The other thing that’s great about the CI is that the support functions and core facilities we’ve used so far have been excellent. Microscopy and genomics are outstanding — James Hadfield in Genomics has really helped refine pipelines for doing high throughput sequencing for us. And Stefanie Reichelt in Microscopy is fantastic — I’ve had a few crazy ideas but I’m not a microscopist and Stefanie’s just leapt on board to help. She can take the kernel of an idea and really help to elaborate it, and set me up with the people I should talk to.

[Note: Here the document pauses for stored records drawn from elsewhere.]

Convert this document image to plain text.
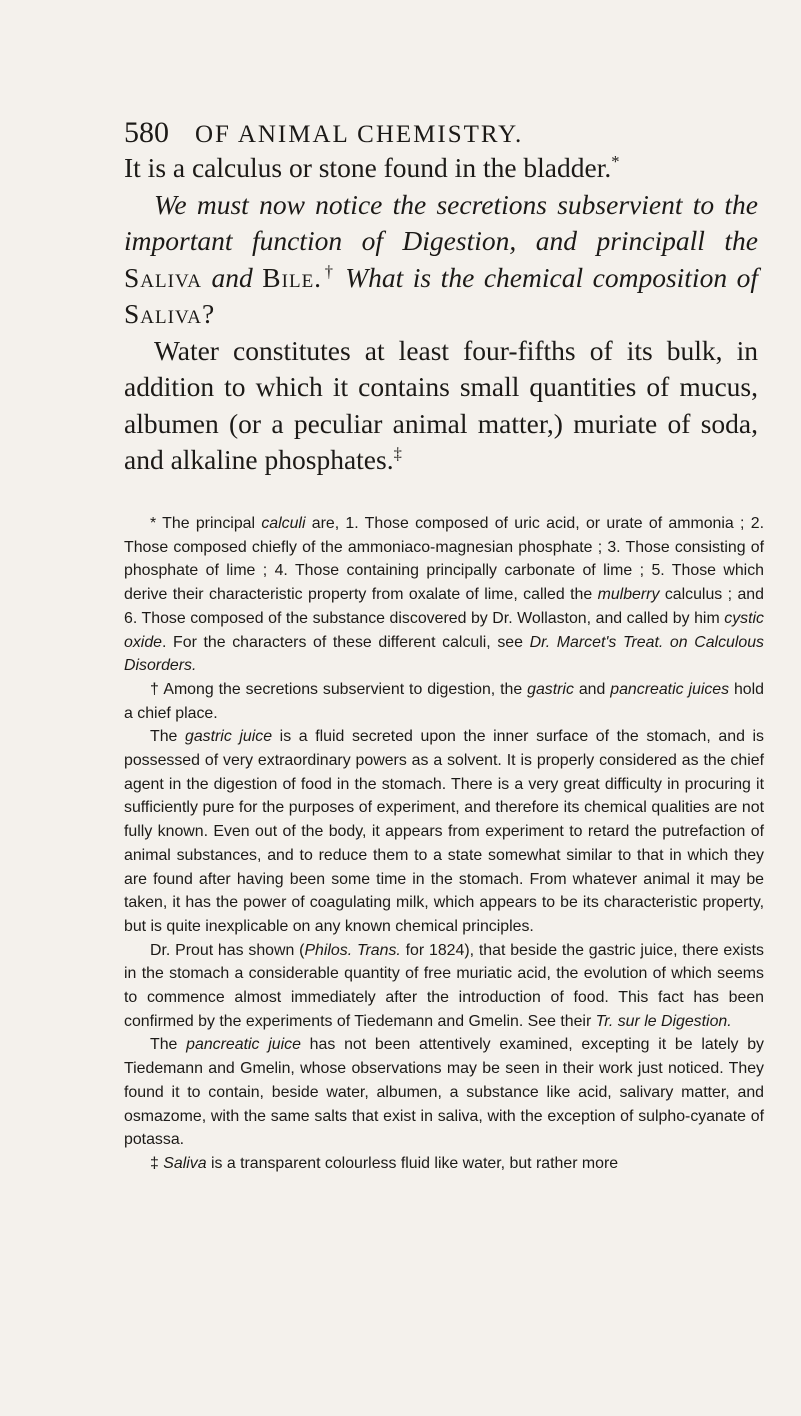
580 OF ANIMAL CHEMISTRY.

It is a calculus or stone found in the bladder.*

We must now notice the secretions subservient to the important function of Digestion, and principall the Saliva and Bile.† What is the chemical composition of Saliva?

Water constitutes at least four-fifths of its bulk, in addition to which it contains small quantities of mucus, albumen (or a peculiar animal matter,) muriate of soda, and alkaline phosphates.‡

* The principal calculi are, 1. Those composed of uric acid, or urate of ammonia ; 2. Those composed chiefly of the ammoniaco-magnesian phosphate ; 3. Those consisting of phosphate of lime ; 4. Those containing principally carbonate of lime ; 5. Those which derive their characteristic property from oxalate of lime, called the mulberry calculus ; and 6. Those composed of the substance discovered by Dr. Wollaston, and called by him cystic oxide. For the characters of these different calculi, see Dr. Marcet's Treat. on Calculous Disorders.

† Among the secretions subservient to digestion, the gastric and pancreatic juices hold a chief place.

The gastric juice is a fluid secreted upon the inner surface of the stomach, and is possessed of very extraordinary powers as a solvent. It is properly considered as the chief agent in the digestion of food in the stomach. There is a very great difficulty in procuring it sufficiently pure for the purposes of experiment, and therefore its chemical qualities are not fully known. Even out of the body, it appears from experiment to retard the putrefaction of animal substances, and to reduce them to a state somewhat similar to that in which they are found after having been some time in the stomach. From whatever animal it may be taken, it has the power of coagulating milk, which appears to be its characteristic property, but is quite inexplicable on any known chemical principles.

Dr. Prout has shown (Philos. Trans. for 1824), that beside the gastric juice, there exists in the stomach a considerable quantity of free muriatic acid, the evolution of which seems to commence almost immediately after the introduction of food. This fact has been confirmed by the experiments of Tiedemann and Gmelin. See their Tr. sur le Digestion.

The pancreatic juice has not been attentively examined, excepting it be lately by Tiedemann and Gmelin, whose observations may be seen in their work just noticed. They found it to contain, beside water, albumen, a substance like acid, salivary matter, and osmazome, with the same salts that exist in saliva, with the exception of sulpho-cyanate of potassa.

‡ Saliva is a transparent colourless fluid like water, but rather more
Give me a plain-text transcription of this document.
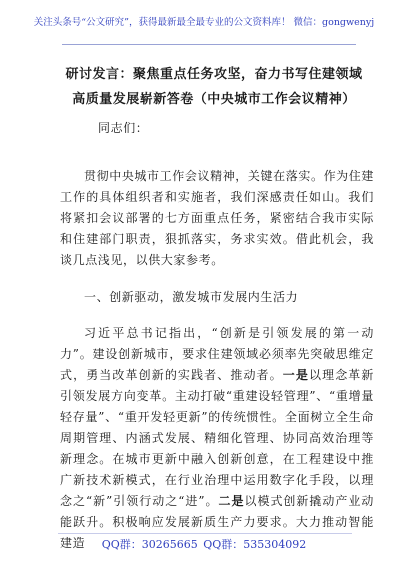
关注头条号“公文研究”，获得最新最全最专业的公文资料库！ 微信：gongwenyj
研讨发言：聚焦重点任务攻坚，奋力书写住建领域高质量发展崭新答卷（中央城市工作会议精神）
同志们：

贯彻中央城市工作会议精神，关键在落实。作为住建工作的具体组织者和实施者，我们深感责任如山。我们将紧扣会议部署的七方面重点任务，紧密结合我市实际和住建部门职责，狠抓落实，务求实效。借此机会，我谈几点浅见，以供大家参考。

一、创新驱动，激发城市发展内生活力

习近平总书记指出，“创新是引领发展的第一动力”。建设创新城市，要求住建领域必须率先突破思维定式，勇当改革创新的实践者、推动者。一是以理念革新引领发展方向变革。主动打破“重建设轻管理”、“重增量轻存量”、“重开发轻更新”的传统惯性。全面树立全生命周期管理、内涵式发展、精细化管理、协同高效治理等新理念。在城市更新中融入创新创意，在工程建设中推广新技术新模式，在行业治理中运用数字化手段，以理念之“新”引领行动之“进”。二是以模式创新撬动产业动能跃升。积极响应发展新质生产力要求。大力推动智能建造	QQ群：30265665 QQ群：535304092
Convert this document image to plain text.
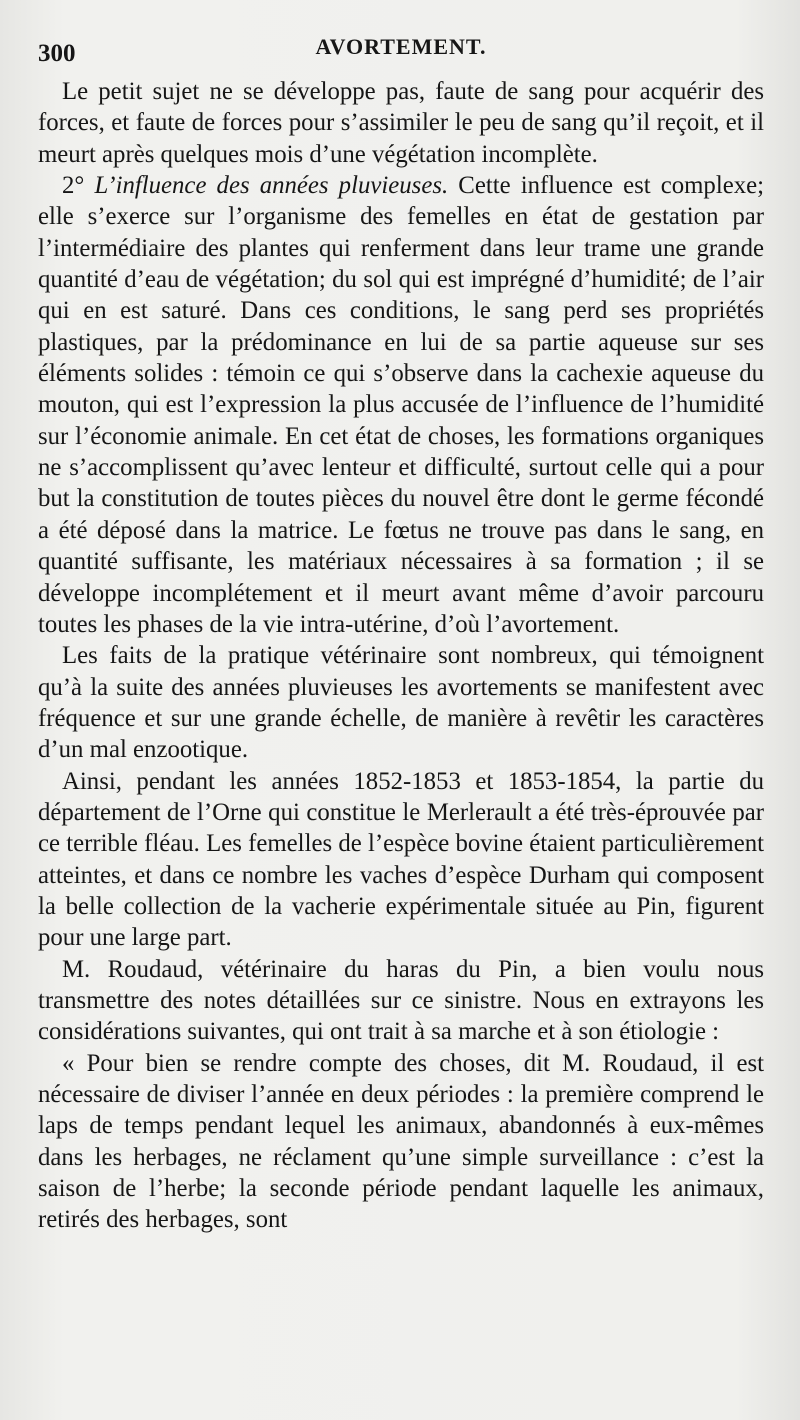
300	AVORTEMENT.

Le petit sujet ne se développe pas, faute de sang pour acquérir des forces, et faute de forces pour s’assimiler le peu de sang qu’il reçoit, et il meurt après quelques mois d’une végétation incomplète.

2° L’influence des années pluvieuses. Cette influence est complexe; elle s’exerce sur l’organisme des femelles en état de gestation par l’intermédiaire des plantes qui renferment dans leur trame une grande quantité d’eau de végétation; du sol qui est imprégné d’humidité; de l’air qui en est saturé. Dans ces conditions, le sang perd ses propriétés plastiques, par la prédominance en lui de sa partie aqueuse sur ses éléments solides : témoin ce qui s’observe dans la cachexie aqueuse du mouton, qui est l’expression la plus accusée de l’influence de l’humidité sur l’économie animale. En cet état de choses, les formations organiques ne s’accomplissent qu’avec lenteur et difficulté, surtout celle qui a pour but la constitution de toutes pièces du nouvel être dont le germe fécondé a été déposé dans la matrice. Le fœtus ne trouve pas dans le sang, en quantité suffisante, les matériaux nécessaires à sa formation ; il se développe incomplétement et il meurt avant même d’avoir parcouru toutes les phases de la vie intra-utérine, d’où l’avortement.

Les faits de la pratique vétérinaire sont nombreux, qui témoignent qu’à la suite des années pluvieuses les avortements se manifestent avec fréquence et sur une grande échelle, de manière à revêtir les caractères d’un mal enzootique.

Ainsi, pendant les années 1852-1853 et 1853-1854, la partie du département de l’Orne qui constitue le Merlerault a été très-éprouvée par ce terrible fléau. Les femelles de l’espèce bovine étaient particulièrement atteintes, et dans ce nombre les vaches d’espèce Durham qui composent la belle collection de la vacherie expérimentale située au Pin, figurent pour une large part.

M. Roudaud, vétérinaire du haras du Pin, a bien voulu nous transmettre des notes détaillées sur ce sinistre. Nous en extrayons les considérations suivantes, qui ont trait à sa marche et à son étiologie :

« Pour bien se rendre compte des choses, dit M. Roudaud, il est nécessaire de diviser l’année en deux périodes : la première comprend le laps de temps pendant lequel les animaux, abandonnés à eux-mêmes dans les herbages, ne réclament qu’une simple surveillance : c’est la saison de l’herbe; la seconde période pendant laquelle les animaux, retirés des herbages, sont
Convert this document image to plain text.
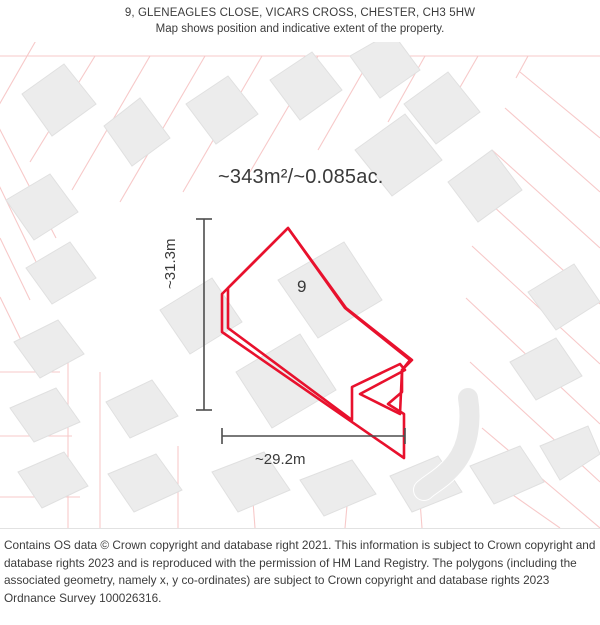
9, GLENEAGLES CLOSE, VICARS CROSS, CHESTER, CH3 5HW
Map shows position and indicative extent of the property.
~343m²/~0.085ac.
9
~29.2m
~31.3m

Contains OS data © Crown copyright and database right 2021. This information is subject to Crown copyright and database rights 2023 and is reproduced with the permission of HM Land Registry. The polygons (including the associated geometry, namely x, y co-ordinates) are subject to Crown copyright and database rights 2023 Ordnance Survey 100026316.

Right now, I’m busy establishing collaborations that will combine our skills with those already established at the institute. For instance, I’m already working closely with Shankar Balasubramanian (chemical biology) and Simon Tavaré (computational biology). We have some pretty cool ideas and the potential to generate some really far-reaching technological advances.
Developing innovative technologies has always been a major strand of my research, as they invariably catalyse an explosion of discoveries in a field — consider the impact of PCR or next generation sequencing — and are vital to keep research at the leading edge. Conventional grant mechanisms don’t tend to reward high-risk strategies, so I’m very enthusiastic about being the Chair of the CRUK Pioneer Award Committee, which aims to support innovative projects at an early stage. There have certainly been points in my career when I’ve benefited from grants awarded for projects that were thought of as high-risk at the time, so anyone with ideas like that will be assured of a hearing!
Being in Cambridge will certainly sharpen our focus on cancer too. We’re pursuing our long-standing interest in breast cancer (with Carlos Caldas) and in pancreatic cancer (with Duncan Jodrell), but I’m also interested in looking at metastasis. It’s an exceptionally hard problem — how do we find dormant tumours? Perhaps if we understand tumour dormancy we can make cancer a chronic disease. We have to understand the difference between cells that progress and those that don’t at the exact moment the tumour process is reinitiated. I’ve got some ideas about this — and the fantastic microscopy facility here is helping — but to be honest, I’m not confident we’ve identified of a good way to do it yet.
With regard to my research philosophy, I’ve always enjoyed solving puzzles; I think that’s what first appealed to me about RNAi — we went from understanding its molecular basis, to building tools that allowed investigators to exploit it to study gene function in mammals. People ask me what themes my lab will have, but I prefer projects to grow organically. I’ve previously described my lab as organised chaos, but that’s the way I like to do science, as you’re more creative and opportunistic. It feels really good to be out on the edge — there’s a certain amount of fear as things may not work, but after a while you get a sense for what’s likely to work and what isn’t. And along with that comes a lot of excitement about what’s possible — what can be done. At Cold Spring Harbor I really felt that anything was possible, and I hope to retain that attitude in my new scientific home in Cambridge.”